Things are looking fairly bleak for the freedom-loving citizens of the Four
Lands, but one has to keep these heroic types busy somehow. Heaven only knows
what they'd get up to otherwise.
As the middle book of an 'epic' trilogy, 'Tanequil' was always going to have
a few pacing problems. Following conventional dramatic form, the middle act
is the part where the heroes suffer the unrelenting hammer blows of defeat before
rising up for a stirring and climatic finale and this book is nothing but conventional.
Unfortunately, it's also as bland as unflavoured porridge, our protagonists'
misfortunes raising not a squeak of interest in the reader. Perhaps it is that
we've been through this before, in a stream of fantasy quest adventures reaching
back through Eddings and dozens of others to ol' master Tolkien. Everything
here has been done already, not least of all by Brooks himself who has made
a very successful career out of Tolkien style writing. This is by-the-numbers
fantasy and it's all so very dull.
When Terry Brooks began the 'Shannara' series, it was just what the genre needed.
Exciting, well-written and epic in scope, it was a joy to read. But like a faded
champion in search of past glories, it has lingered and what made it special
has long since departed. Instead of something new, we get a re-hash of old plots
and characters where only the names have changed. There's nothing here we haven't
seen before.
To give the author credit, his writing style is as good as it's ever been. To
a fantasy virgin or someone who is unfamiliar with Brooks' work 'Tanequil' could
be entertaining enough, possessing as it does a certain effortless beauty. The
descriptions are powerful and the world of the Four Lands is, as ever, an impressive
creation. Even the recent addition of high technology such as sunlight-powered
airships - something that doesn't mesh terribly well with the grit and magic
of the rest of the setting - can't spoil that depth. The characters, too, are
convincing, coming with flaws and neuroses built in. The dialogue occasionally
stalls and it's difficult to distinguish between speaking characters by speech
patterns alone, but that's neither here nor there. On the one hand, you have
the rich Shannara setting, built up over many years and a dozen or so novels,
and on the other hand you have...a great vacant hole where the plot should be.

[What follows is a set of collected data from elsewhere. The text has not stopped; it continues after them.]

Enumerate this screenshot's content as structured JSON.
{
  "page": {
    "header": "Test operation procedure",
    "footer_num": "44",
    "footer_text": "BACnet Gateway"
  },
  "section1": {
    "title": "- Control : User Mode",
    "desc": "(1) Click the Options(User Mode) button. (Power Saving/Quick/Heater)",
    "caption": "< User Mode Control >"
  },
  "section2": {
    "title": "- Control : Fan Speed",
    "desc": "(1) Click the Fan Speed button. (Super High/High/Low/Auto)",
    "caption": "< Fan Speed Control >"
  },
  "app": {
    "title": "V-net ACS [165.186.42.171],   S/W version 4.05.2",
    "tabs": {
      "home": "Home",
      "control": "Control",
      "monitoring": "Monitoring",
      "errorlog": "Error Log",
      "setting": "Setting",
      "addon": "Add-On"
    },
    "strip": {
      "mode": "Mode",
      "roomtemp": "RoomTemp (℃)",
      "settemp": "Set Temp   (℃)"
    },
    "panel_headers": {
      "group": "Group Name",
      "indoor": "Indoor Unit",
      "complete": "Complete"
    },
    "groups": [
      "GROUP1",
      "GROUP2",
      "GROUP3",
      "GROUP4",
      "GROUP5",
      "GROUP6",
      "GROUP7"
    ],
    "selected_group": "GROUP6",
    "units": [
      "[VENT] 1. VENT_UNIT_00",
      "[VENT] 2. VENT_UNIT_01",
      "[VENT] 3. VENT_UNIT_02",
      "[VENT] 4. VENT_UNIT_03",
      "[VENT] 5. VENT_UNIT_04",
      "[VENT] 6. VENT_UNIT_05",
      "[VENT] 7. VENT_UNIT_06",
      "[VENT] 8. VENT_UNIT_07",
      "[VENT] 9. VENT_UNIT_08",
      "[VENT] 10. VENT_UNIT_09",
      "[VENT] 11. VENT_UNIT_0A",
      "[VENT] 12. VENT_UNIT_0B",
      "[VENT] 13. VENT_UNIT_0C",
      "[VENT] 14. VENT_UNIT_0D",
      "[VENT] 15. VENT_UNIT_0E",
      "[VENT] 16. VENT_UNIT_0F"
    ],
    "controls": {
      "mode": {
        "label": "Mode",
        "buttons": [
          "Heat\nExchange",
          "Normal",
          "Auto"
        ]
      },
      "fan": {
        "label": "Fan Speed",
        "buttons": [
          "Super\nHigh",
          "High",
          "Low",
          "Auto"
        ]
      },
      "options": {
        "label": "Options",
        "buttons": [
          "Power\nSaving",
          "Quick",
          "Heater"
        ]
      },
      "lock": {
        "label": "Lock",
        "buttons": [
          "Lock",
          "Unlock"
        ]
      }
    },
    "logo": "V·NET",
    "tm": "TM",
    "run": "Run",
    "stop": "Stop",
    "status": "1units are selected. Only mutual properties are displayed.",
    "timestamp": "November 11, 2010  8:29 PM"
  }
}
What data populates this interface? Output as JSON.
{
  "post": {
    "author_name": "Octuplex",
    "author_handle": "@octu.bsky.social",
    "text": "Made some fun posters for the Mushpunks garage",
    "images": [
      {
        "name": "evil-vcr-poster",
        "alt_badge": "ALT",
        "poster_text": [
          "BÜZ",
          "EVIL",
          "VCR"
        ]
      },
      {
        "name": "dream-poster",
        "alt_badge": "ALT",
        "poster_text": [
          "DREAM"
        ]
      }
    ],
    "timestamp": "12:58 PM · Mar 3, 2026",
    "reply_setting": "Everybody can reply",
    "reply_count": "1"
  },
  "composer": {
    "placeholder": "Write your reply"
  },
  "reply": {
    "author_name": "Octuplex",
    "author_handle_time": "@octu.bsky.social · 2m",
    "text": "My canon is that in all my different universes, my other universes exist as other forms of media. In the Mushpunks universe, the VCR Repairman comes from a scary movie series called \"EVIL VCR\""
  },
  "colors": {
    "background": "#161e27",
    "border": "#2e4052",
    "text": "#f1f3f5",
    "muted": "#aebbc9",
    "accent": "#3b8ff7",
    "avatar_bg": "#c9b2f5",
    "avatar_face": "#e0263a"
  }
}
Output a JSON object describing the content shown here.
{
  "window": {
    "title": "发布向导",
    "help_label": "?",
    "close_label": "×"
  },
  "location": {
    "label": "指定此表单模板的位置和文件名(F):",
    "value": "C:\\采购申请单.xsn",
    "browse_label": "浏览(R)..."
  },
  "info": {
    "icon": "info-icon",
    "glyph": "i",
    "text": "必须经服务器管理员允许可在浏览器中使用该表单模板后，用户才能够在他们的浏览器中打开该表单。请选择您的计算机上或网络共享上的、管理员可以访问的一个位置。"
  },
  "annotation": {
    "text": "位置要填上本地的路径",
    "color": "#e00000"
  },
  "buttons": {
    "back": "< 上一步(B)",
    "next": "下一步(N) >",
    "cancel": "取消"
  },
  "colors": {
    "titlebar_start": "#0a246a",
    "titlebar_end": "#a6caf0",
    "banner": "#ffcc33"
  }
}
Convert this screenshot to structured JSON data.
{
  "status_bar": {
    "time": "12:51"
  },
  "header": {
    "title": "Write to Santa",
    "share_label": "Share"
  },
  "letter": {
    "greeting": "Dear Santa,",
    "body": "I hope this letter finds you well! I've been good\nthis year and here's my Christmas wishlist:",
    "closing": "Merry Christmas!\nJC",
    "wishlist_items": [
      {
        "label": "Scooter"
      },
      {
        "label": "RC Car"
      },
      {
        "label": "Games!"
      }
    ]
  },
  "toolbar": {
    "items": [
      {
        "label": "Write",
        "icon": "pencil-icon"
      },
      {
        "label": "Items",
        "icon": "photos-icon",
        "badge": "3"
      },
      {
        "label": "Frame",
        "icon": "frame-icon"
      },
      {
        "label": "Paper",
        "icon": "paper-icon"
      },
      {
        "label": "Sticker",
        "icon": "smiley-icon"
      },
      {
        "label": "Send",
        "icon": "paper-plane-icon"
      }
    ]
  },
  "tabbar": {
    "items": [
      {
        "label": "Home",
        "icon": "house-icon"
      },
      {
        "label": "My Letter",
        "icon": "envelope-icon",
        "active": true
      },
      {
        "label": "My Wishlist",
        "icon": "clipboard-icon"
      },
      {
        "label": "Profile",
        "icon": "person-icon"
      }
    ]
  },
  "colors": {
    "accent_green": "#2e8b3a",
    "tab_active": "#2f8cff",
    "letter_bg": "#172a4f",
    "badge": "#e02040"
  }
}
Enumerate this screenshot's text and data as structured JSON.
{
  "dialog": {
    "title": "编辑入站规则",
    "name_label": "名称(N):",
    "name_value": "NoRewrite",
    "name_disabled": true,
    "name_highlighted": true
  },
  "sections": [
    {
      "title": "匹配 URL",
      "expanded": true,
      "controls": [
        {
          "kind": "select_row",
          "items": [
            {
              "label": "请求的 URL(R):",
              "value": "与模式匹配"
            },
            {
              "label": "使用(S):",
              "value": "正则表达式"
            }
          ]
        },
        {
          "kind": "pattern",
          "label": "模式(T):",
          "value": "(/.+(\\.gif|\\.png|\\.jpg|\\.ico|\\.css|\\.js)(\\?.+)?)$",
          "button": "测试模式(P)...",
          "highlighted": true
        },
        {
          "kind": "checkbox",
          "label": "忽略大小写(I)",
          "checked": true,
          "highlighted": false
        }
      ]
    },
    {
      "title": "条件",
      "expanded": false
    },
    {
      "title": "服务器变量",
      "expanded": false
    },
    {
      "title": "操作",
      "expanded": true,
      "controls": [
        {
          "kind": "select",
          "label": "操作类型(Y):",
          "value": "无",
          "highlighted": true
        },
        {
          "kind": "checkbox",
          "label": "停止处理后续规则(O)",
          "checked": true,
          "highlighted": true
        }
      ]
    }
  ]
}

That is 'Tanequil's biggest flaw. The entire novel reads like an extended chase
scene, with the Druids running along behind Pen Ohmsford like something from
a Benny Hill sketch. The interludes with Grianne's experiences in the Forbidding
are something else, showing a spark of originality that the series is otherwise
sorely lacking, but they are too few and far between. Only in those scenes does
something resembling a plot arise and it is there that the emphasis should have
been placed, not - as it sadly is - on the awkward and contrived love story
that is Pen's escape from the Druids.
Hopefully, the third book in the trilogy will remedy the many faults of this
one, but it certainly has a struggle ahead of it. Considering how slow things
have been moving so far, the pace is also going to have to drastically pick
up otherwise I can see 'High Druid Of Shannara' becoming a trilogy of four,
'Hitchhiker's Guide' style. This series has nothing to recommend it over Shannara's
past and it's those previous series' that a newcomer to Brooks' work should
seek out. For the veteran, 'Tanequil' will be nothing but a disappointment.
Whether the third book 'Straken' can throw a log on the fuel-starved fire of
originality remains to be seen, but Brooks certainly has the ability - all he
needs now are a few fresh ideas. Until they arrive, 'Tanequil' will find a place
on my 'shadow of former glory' shelf.